Gods and Pineapples: The Original 1.5 Generation Korean Americans

Gods and Pineapples. These two ideas and objects defined my family and many others for a century. This is from a decades long project of mine and so I’ll be posting on this too…

You feel alone and isolated. You feel like you are doing what no Korean has ever done before. You feel trapped between cultures. You feel like your parents don’t understand you. You say, this is because I am a 1.5 Korean American! You don’t get it! These teenagers from 1923 might have understood what you are talking about.

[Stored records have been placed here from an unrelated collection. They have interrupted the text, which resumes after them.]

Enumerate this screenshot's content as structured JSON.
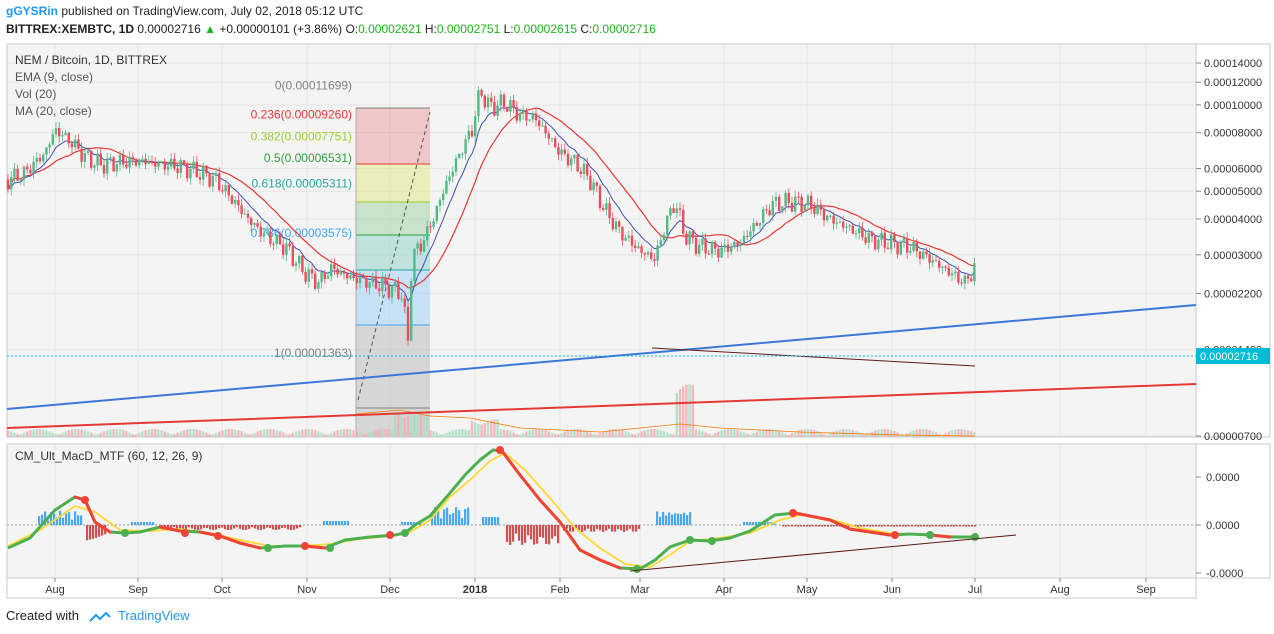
{
  "header": {
    "author": "gGYSRin",
    "published_text": "published on TradingView.com, July 02, 2018 05:12 UTC",
    "symbol": "BITTREX:XEMBTC, 1D",
    "price": "0.00002716",
    "change_icon": "up-triangle-icon",
    "change": "+0.00000101 (+3.86%)",
    "o_label": "O:",
    "o": "0.00002621",
    "h_label": "H:",
    "h": "0.00002751",
    "l_label": "L:",
    "l": "0.00002615",
    "c_label": "C:",
    "c": "0.00002716"
  },
  "legend": {
    "title": "NEM / Bitcoin, 1D, BITTREX",
    "ema": "EMA (9, close)",
    "vol": "Vol (20)",
    "ma": "MA (20, close)"
  },
  "fib": {
    "levels": [
      {
        "label": "0(0.00011699)",
        "value": 0.00011699,
        "color": "#808080"
      },
      {
        "label": "0.236(0.00009260)",
        "value": 9.26e-05,
        "color": "#e53935"
      },
      {
        "label": "0.382(0.00007751)",
        "value": 7.751e-05,
        "color": "#9ccc2d"
      },
      {
        "label": "0.5(0.00006531)",
        "value": 6.531e-05,
        "color": "#2e9e3e"
      },
      {
        "label": "0.618(0.00005311)",
        "value": 5.311e-05,
        "color": "#26a69a"
      },
      {
        "label": "0.786(0.00003575)",
        "value": 3.575e-05,
        "color": "#42a5f5"
      },
      {
        "label": "1(0.00001363)",
        "value": 1.363e-05,
        "color": "#808080"
      }
    ]
  },
  "price_axis": {
    "ticks": [
      "0.00014000",
      "0.00012000",
      "0.00010000",
      "0.00008000",
      "0.00006000",
      "0.00005000",
      "0.00004000",
      "0.00003000",
      "0.00002200",
      "0.00001400",
      "0.00000700"
    ],
    "tick_values": [
      0.00014,
      0.00012,
      0.0001,
      8e-05,
      6e-05,
      5e-05,
      4e-05,
      3e-05,
      2.2e-05,
      1.4e-05,
      7e-06
    ],
    "current_label": "0.00002716",
    "current_color": "#00bcd4"
  },
  "macd": {
    "title": "CM_Ult_MacD_MTF (60, 12, 26, 9)",
    "ticks": [
      "0.0000",
      "0.0000",
      "-0.0000"
    ]
  },
  "time_axis": {
    "labels": [
      "Aug",
      "Sep",
      "Oct",
      "Nov",
      "Dec",
      "2018",
      "Feb",
      "Mar",
      "Apr",
      "May",
      "Jun",
      "Jul",
      "Aug",
      "Sep"
    ]
  },
  "footer": {
    "created_with": "Created with",
    "brand": "TradingView",
    "logo_icon": "tradingview-logo-icon"
  },
  "chart_data": {
    "type": "candlestick",
    "title": "NEM / Bitcoin, 1D, BITTREX",
    "scale": "log",
    "ylim": [
      7e-06,
      0.00014
    ],
    "series": [
      {
        "name": "close",
        "values": [
          5.5e-05,
          6.7e-05,
          8.4e-05,
          7e-05,
          6.4e-05,
          6.2e-05,
          6.3e-05,
          5.8e-05,
          5.5e-05,
          4.2e-05,
          3.1e-05,
          2.5e-05,
          2.4e-05,
          2.6e-05,
          2.3e-05,
          2.6e-05,
          2.7e-05,
          6e-05,
          0.00011,
          0.0001,
          8.8e-05,
          7.2e-05,
          5.5e-05,
          3.9e-05,
          3e-05,
          4.7e-05,
          3.3e-05,
          3.2e-05,
          3.3e-05,
          4.1e-05,
          4.6e-05,
          4.4e-05,
          3.8e-05,
          3.5e-05,
          3.2e-05,
          2.7e-05,
          2.716e-05
        ]
      }
    ],
    "grid": true
  }
}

My grandmother Salome Choi Han is the third from the right in the first row. These were the children of the first wave of Korean immigration from 1903-5. The then Reverend Syngmun Rhee selected the students from some of the earliest immigrant families to do a homeland heritage tour of Korea in 1923. My grandmother went and played the flute. My grandfather, Hank Han or Kee Chan Han, not depicted here, was part of the demonstration baseball team. He was a pitcher for Mid-Pac Institute. Apparently the Koreans were very surprised to see these English speaking Koreans from Hawai’i and followed them down the street and pinched them.

Always remember that there are others who might have been there too. You are the first in your family perhaps, to feel what you feel, but hey, there were other 1.5 ers also! Korean Americans have been in the US for many years. I’m really looking forward to delivering lectures and workshops for the young professionals program for the Council of Korean Americans at the end of the month.